Идти было тяжело. Мы страдали от ушибов. Но это бы полбеды, не будь чаща подлинно непроходимой. Приходилось то пробираться сквозь стену кустарника ползком, то карабкаться через бурелом, то мы выходили к каким-то топям, к болотным заводям, где ноги сразу вязли по колено. Отсюда быстро уходили назад. Часто раздавались крики каких-то птиц. Среди тишины и безмолвия леса все выглядело таинственно и немного жутко. [44]

Основательно измучившись, мы добрели до огромного дерева, очевидно, грозой поваленного на землю. Оно было примерно в метр толщиной.

— Давай отдохнем, — предложил я, вытирая пот с лица, и поставил ногу на это дерево. Каково же было наше изумление, когда нога провалилась по колено: огромное дерево внутри все сгнило. Видно, лежало оно много лет.

Путь был долгий и утомительный. Наконец мы вышли на какую-то тропку и очень обрадовались. В какую бы сторону мы ни пошли теперь, все равно придем к жилью. Увы, по мере продвижения вперед наши надежды таяли. Видно, этой тропой давно никто не ходил. Она густо поросла мхом. Нога уходила в мох по щиколотку. Но особенно озадачил нас необычайный гриб. Шляпка у него с треть метра в диаметре, вырос он как раз на самой середине тропы. Нет, видно, по этой тропе давно уже никто не ходил.

И впрямь, кругом было, как в сказке.
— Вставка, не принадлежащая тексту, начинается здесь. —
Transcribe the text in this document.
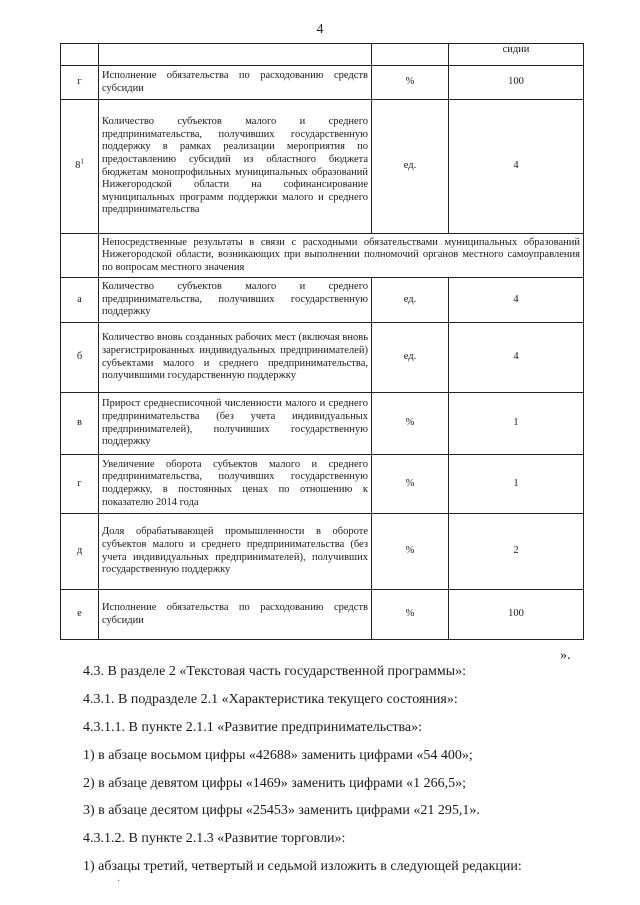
4
			сидии
г	Исполнение обязательства по расходованию средств субсидии	%	100
$8^1$	Количество субъектов малого и среднего предпринимательства, получивших государственную поддержку в рамках реализации мероприятия по предоставлению субсидий из областного бюджета бюджетам монопрофильных муниципальных образований Нижегородской области на софинансирование муниципальных программ поддержки малого и среднего предпринимательства	ед.	4
	Непосредственные результаты в связи с расходными обязательствами муниципальных образований Нижегородской области, возникающих при выполнении полномочий органов местного самоуправления по вопросам местного значения		
а	Количество субъектов малого и среднего предпринимательства, получивших государственную поддержку	ед.	4
б	Количество вновь созданных рабочих мест (включая вновь зарегистрированных индивидуальных предпринимателей) субъектами малого и среднего предпринимательства, получившими государственную поддержку	ед.	4
в	Прирост среднесписочной численности малого и среднего предпринимательства (без учета индивидуальных предпринимателей), получивших государственную поддержку	%	1
г	Увеличение оборота субъектов малого и среднего предпринимательства, получивших государственную поддержку, в постоянных ценах по отношению к показателю 2014 года	%	1
д	Доля обрабатывающей промышленности в обороте субъектов малого и среднего предпринимательства (без учета индивидуальных предпринимателей), получивших государственную поддержку	%	2
е	Исполнение обязательства по расходованию средств субсидии	%	100
».
4.3. В разделе 2 «Текстовая часть государственной программы»:
4.3.1. В подразделе 2.1 «Характеристика текущего состояния»:
4.3.1.1. В пункте 2.1.1 «Развитие предпринимательства»:
1) в абзаце восьмом цифры «42688» заменить цифрами «54 400»;
2) в абзаце девятом цифры «1469» заменить цифрами «1 266,5»;
3) в абзаце десятом цифры «25453» заменить цифрами «21 295,1».
4.3.1.2. В пункте 2.1.3 «Развитие торговли»:
1) абзацы третий, четвертый и седьмой изложить в следующей редакции:
·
Непроходимая чаща, бурелом и крики птиц, топи, болотные трясины, шорох неведомых зверей, которых мы не видели, но шум и треск ветвей говорил, что они где-то близко. Все было необычайно и таинственно.

Мы шли, продолжая записывать наш путь по компасу. Шли медленно, все чаще и чаще отдыхая. Томительно тянулось время. Как оказалось позднее, мы упали всего в семи километрах от железной дороги, а добрались до нее через девять с половиной часов.
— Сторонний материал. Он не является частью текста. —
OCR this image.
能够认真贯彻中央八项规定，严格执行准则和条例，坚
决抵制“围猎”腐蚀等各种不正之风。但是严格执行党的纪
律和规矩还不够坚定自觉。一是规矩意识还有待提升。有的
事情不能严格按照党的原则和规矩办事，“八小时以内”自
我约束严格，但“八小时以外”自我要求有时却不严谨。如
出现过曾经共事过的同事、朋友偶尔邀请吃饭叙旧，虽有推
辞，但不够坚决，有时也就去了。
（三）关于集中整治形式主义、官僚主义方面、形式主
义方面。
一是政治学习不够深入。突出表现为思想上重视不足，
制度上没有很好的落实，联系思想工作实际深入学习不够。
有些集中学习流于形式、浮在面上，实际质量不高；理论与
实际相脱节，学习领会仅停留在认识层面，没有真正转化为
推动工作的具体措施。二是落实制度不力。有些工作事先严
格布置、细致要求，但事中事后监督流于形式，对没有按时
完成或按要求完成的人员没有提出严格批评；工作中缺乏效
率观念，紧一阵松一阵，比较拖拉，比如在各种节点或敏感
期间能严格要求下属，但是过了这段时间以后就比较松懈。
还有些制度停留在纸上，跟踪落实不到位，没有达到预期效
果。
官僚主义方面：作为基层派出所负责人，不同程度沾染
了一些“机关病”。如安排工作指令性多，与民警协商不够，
Казалось, лесу нет конца. Мы выбивались из сил. Несколько раз проверяли, правильно ли идем. Вдруг мой товарищ радостно вскрикнул. Я посмотрел на него. Он показывал пальцем вперед. Перед нами невдалеке расстилалась поляна, засеянная овсом. Значит, где-то поблизости есть жилье. Сделав еще сотню шагов, мы увидели женщин, собиравших ягоды. Как только они нас заметили, бросились бежать, сломя голову. Их испуг был легко объясним. Мы упали вблизи от границы на нашей территории. По костюмам они приняли нас за иностранцев, перешедших границу. Мы кричали им, но женщины продолжали бежать. Остановилась только одна старушка, мы подошли к ней.
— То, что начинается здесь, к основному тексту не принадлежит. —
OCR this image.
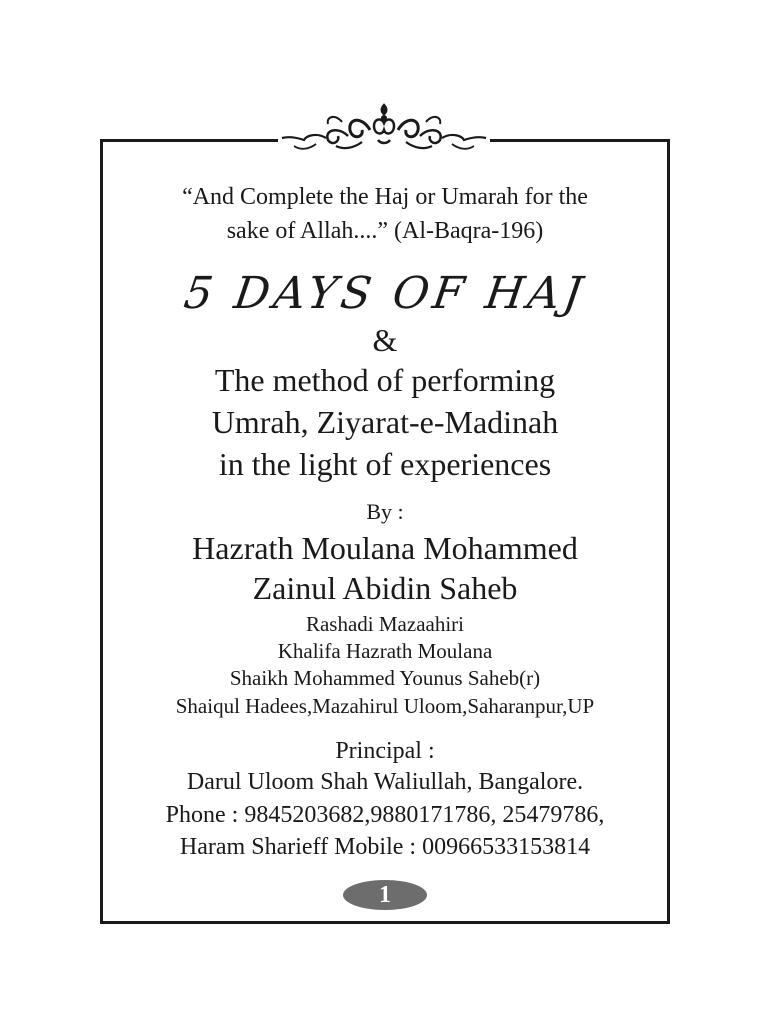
“And Complete the Haj or Umarah for the
sake of Allah....” (Al-Baqra-196)
5 DAYS OF HAJ
&
The method of performing
Umrah, Ziyarat-e-Madinah
in the light of experiences
By :
Hazrath Moulana Mohammed
Zainul Abidin Saheb
Rashadi Mazaahiri
Khalifa Hazrath Moulana
Shaikh Mohammed Younus Saheb(r)
Shaiqul Hadees,Mazahirul Uloom,Saharanpur,UP
Principal :
Darul Uloom Shah Waliullah, Bangalore.
Phone : 9845203682,9880171786, 25479786,
Haram Sharieff Mobile : 00966533153814
1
— Что вы бежите от нас? Мы же не кусаемся, — обратились мы к старушке. [45]

— Да вы не наши, — недоверчиво ответила она.

Долго мы убеждали ее в том, что самые настоящие наши, советские. Наконец она поверила и разговорилась.

— Как пройти, бабушка, к станции?

— А вот так, родной, по струнам иди, иди — и придешь, — она показала на телеграфные столбы.

Еще через час, усталые и измученные, мы добрались до железнодорожной станции.